🤖 AI Summary
Vision-language models (VLMs) struggle to simultaneously achieve interpretability and generalization when mapping natural-language instructions to parseable intermediate representations for robotic manipulation.
Method: We propose Semantic Assembly Representation (SEAM), the first approach to model manipulation semantics using context-free grammars—decoupling open-vocabulary, semantically rich lexicons from VLM-friendly, structurally concise syntax. SEAM introduces an open-vocabulary segmentation paradigm for fine-grained part localization and defines novel, quantifiable metrics for VLM interpretability and action generalization. It integrates retrieval-augmented few-shot learning, semantic parsing, and open-vocabulary segmentation.

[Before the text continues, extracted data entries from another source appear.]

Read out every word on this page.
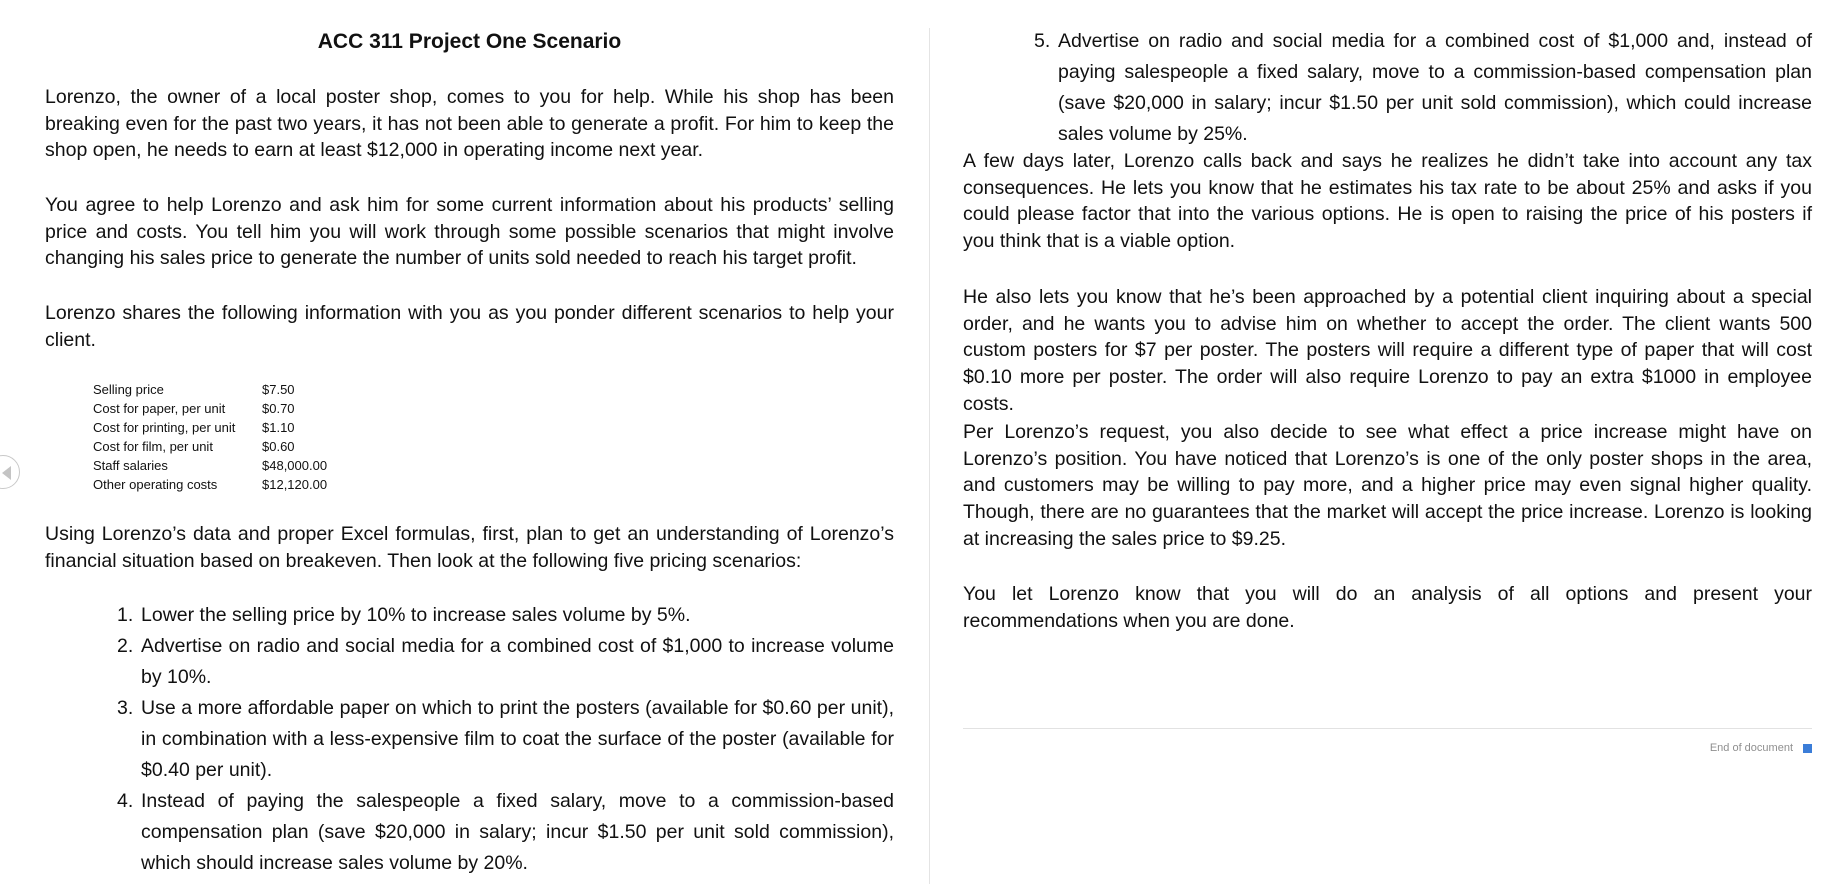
ACC 311 Project One Scenario

Lorenzo, the owner of a local poster shop, comes to you for help. While his shop has been breaking even for the past two years, it has not been able to generate a profit. For him to keep the shop open, he needs to earn at least $12,000 in operating income next year.

You agree to help Lorenzo and ask him for some current information about his products’ selling price and costs. You tell him you will work through some possible scenarios that might involve changing his sales price to generate the number of units sold needed to reach his target profit.

Lorenzo shares the following information with you as you ponder different scenarios to help your client.

Selling price	$7.50
Cost for paper, per unit	$0.70
Cost for printing, per unit	$1.10
Cost for film, per unit	$0.60
Staff salaries	$48,000.00
Other operating costs	$12,120.00

Using Lorenzo’s data and proper Excel formulas, first, plan to get an understanding of Lorenzo’s financial situation based on breakeven. Then look at the following five pricing scenarios:

1. Lower the selling price by 10% to increase sales volume by 5%.
2. Advertise on radio and social media for a combined cost of $1,000 to increase volume by 10%.
3. Use a more affordable paper on which to print the posters (available for $0.60 per unit), in combination with a less-expensive film to coat the surface of the poster (available for $0.40 per unit).
4. Instead of paying the salespeople a fixed salary, move to a commission-based compensation plan (save $20,000 in salary; incur $1.50 per unit sold commission), which should increase sales volume by 20%.
5. Advertise on radio and social media for a combined cost of $1,000 and, instead of paying salespeople a fixed salary, move to a commission-based compensation plan (save $20,000 in salary; incur $1.50 per unit sold commission), which could increase sales volume by 25%.

A few days later, Lorenzo calls back and says he realizes he didn’t take into account any tax consequences. He lets you know that he estimates his tax rate to be about 25% and asks if you could please factor that into the various options. He is open to raising the price of his posters if you think that is a viable option.

He also lets you know that he’s been approached by a potential client inquiring about a special order, and he wants you to advise him on whether to accept the order. The client wants 500 custom posters for $7 per poster. The posters will require a different type of paper that will cost $0.10 more per poster. The order will also require Lorenzo to pay an extra $1000 in employee costs.

Per Lorenzo’s request, you also decide to see what effect a price increase might have on Lorenzo’s position. You have noticed that Lorenzo’s is one of the only poster shops in the area, and customers may be willing to pay more, and a higher price may even signal higher quality. Though, there are no guarantees that the market will accept the price increase. Lorenzo is looking at increasing the sales price to $9.25.

You let Lorenzo know that you will do an analysis of all options and present your recommendations when you are done.

End of document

Results: Evaluated across multiple real-world manipulation tasks, SEAM achieves state-of-the-art performance with the shortest inference latency, significantly improving interpretability, cross-task generalization, and deployment practicality.
📝 Abstract
Vision-Language Model (VLM) is an important component to enable robust robot manipulation. Yet, using it to translate human instructions into an action-resolvable intermediate representation often needs a tradeoff between VLM-comprehensibility and generalizability. Inspired by context-free grammar, we design the Semantic Assembly representation named SEAM, by decomposing the intermediate representation into vocabulary and grammar. Doing so leads us to a concise vocabulary of semantically-rich operations and a VLM-friendly grammar for handling diverse unseen tasks. In addition, we design a new open-vocabulary segmentation paradigm with a retrieval-augmented few-shot learning strategy to localize fine-grained object parts for manipulation, effectively with the shortest inference time over all state-of-the-art parallel works. Also, we formulate new metrics for action-generalizability and VLM-comprehensibility, demonstrating the compelling performance of SEAM over mainstream representations on both aspects. Extensive real-world experiments further manifest its SOTA performance under varying settings and tasks.